I kick ^ in the nuts... one million times.
>.<
I cut ^'s head off
I beat ^ relentlessly, then I cut ^^ to pieces for for what they did to <! :D
once again gather up vt hokey's body parts and fires up the grill. was that one for me dumb? if so than-- *coughs up nuts then swallows them back down* ahem, thanks :) oh yeah, sorry about eating your brain and all ;)
yeah... u forgot to KILL THE ONE ABOVE YOU. NOT THE ONE WAY ABOVE YOU.
Jesus Christ.
I call ^ a dummy and he cries so his mean old daddy kills him.
I give everyone one of my looks... they all die... and ^ is given the hardest stare
sorry hokey. didn't mean to offend your gang. please don't cap me dogg, cuz i roll 50 deep in a mad ill sick ass crew b. *hop in my escalade bought with drug and pimpin money and gather up some of my boys roll up on all you mofo's and unload on you drive by style with assorted stolen assault rifles*
nuttin but a g thang bay be.
out
[Orange, it WAS for you *folds arms, closes eyes and pouts sulkily*] I drop 17
pianos on top of ^. [And I zap them for not KILLING THE ONE ABOVE THEM]
:mad:
I send ^ a new and very difficult video game. She dies over and over and over again! And she ends up wasting her life and gets obsessed with the game and forgets to eat and evetually dies of starvation.
ow *rubs head* sorry i didn't kill you. i'll never let it happen again. alright, i take ^ and bring out to where i live ( 40 acres of freedom ) and strip him nekkid. use a brad nailer to attach some antlers to his skull and force him to run off into the woods. about an hour later i begin the hunt. i use his bow, very nice by the way, and when i find him i shoot him in the gut, drag him out of the woods and string him up in the back. now comes the fun part. then i gut, skin and bleed him out. chop him up into prime cuts and once again bust out the bbq. *does the homer* mmmm ovi burgers aghghgh
But I don't taste good! Do I? I wouldn't know... I never tried to take a bite out of myself...

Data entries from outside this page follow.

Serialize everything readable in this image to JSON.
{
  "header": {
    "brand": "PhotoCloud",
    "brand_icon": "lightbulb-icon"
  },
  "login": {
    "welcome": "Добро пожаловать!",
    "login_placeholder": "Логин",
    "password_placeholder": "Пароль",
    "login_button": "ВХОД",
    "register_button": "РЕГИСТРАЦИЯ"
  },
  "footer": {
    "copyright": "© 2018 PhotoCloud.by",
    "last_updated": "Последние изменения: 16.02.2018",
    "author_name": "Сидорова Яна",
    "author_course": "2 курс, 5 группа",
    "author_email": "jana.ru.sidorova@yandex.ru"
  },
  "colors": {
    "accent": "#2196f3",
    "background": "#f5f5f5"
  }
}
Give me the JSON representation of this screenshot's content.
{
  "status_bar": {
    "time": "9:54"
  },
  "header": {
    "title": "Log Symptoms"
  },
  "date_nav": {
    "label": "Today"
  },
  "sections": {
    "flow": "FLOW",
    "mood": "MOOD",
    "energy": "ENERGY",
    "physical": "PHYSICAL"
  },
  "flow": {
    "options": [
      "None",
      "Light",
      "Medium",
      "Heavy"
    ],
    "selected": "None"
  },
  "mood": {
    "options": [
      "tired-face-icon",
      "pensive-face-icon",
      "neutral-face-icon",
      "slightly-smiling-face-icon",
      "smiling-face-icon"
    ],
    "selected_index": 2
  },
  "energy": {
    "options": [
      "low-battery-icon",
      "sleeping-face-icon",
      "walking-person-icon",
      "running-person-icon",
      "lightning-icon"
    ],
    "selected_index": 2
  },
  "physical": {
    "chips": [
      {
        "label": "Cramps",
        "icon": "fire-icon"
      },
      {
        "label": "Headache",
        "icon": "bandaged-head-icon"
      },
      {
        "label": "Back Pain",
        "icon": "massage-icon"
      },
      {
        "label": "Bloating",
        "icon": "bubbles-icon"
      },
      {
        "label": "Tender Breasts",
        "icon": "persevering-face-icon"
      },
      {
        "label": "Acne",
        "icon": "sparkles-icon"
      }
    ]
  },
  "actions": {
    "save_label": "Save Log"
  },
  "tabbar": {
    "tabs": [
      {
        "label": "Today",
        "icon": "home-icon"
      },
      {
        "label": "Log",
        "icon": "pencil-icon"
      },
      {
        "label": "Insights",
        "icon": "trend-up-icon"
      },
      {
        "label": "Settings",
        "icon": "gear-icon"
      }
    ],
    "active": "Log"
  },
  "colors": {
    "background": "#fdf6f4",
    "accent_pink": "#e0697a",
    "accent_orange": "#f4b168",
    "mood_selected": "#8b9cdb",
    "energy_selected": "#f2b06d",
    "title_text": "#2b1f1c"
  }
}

Anyway.... once eaten by ^ I deceide to let him know that I'm poisinous the hard way. ^ drops dead... and somehow I escape, don't ask me how because I don't know.
lmao. i remember that, you remember the old tale of little red riding hood, and the hunter that cut her out of the wolfs belly. yeah, i think it was him. i used one of my continues and regained conciousness as ^ was walking away then i took off my shirt and made a crude sling out of it and pounded^ in the back of the head with a large stone. you should have seen it, brains everywhere.
Maybe, but what ^ didn't know was that I had a tiny gadget attached to me that upon my death, a chain of nukes would explode and the world would blow up and ^ would go with it! Mwuahahaha!
that's ok, cause i have a compund built into the mountain behind my house just for this sort of occasion and i bring dumb blonde elf vt hokie fan and the cyborg with me so we can repopulate the world in between killing each other. I also have a neat little laboratory which i bring ^ to and jump start his heart. then i proceed to disect you and torture your chakarate zones, and every time you die i make you come back to life so i can kill you over and over again for destroying the world.
[No chance of ME dying from starvation *claws at stupid fat* I HATE MYSELF]Quote:
Originally Posted by Ovi
I send ^ to the cleaners. ^ is accidentally washed, and killed [just because I`m
in a bad mood, I HATE MYSELF NOW, so I`m taking it out on others, so watch out]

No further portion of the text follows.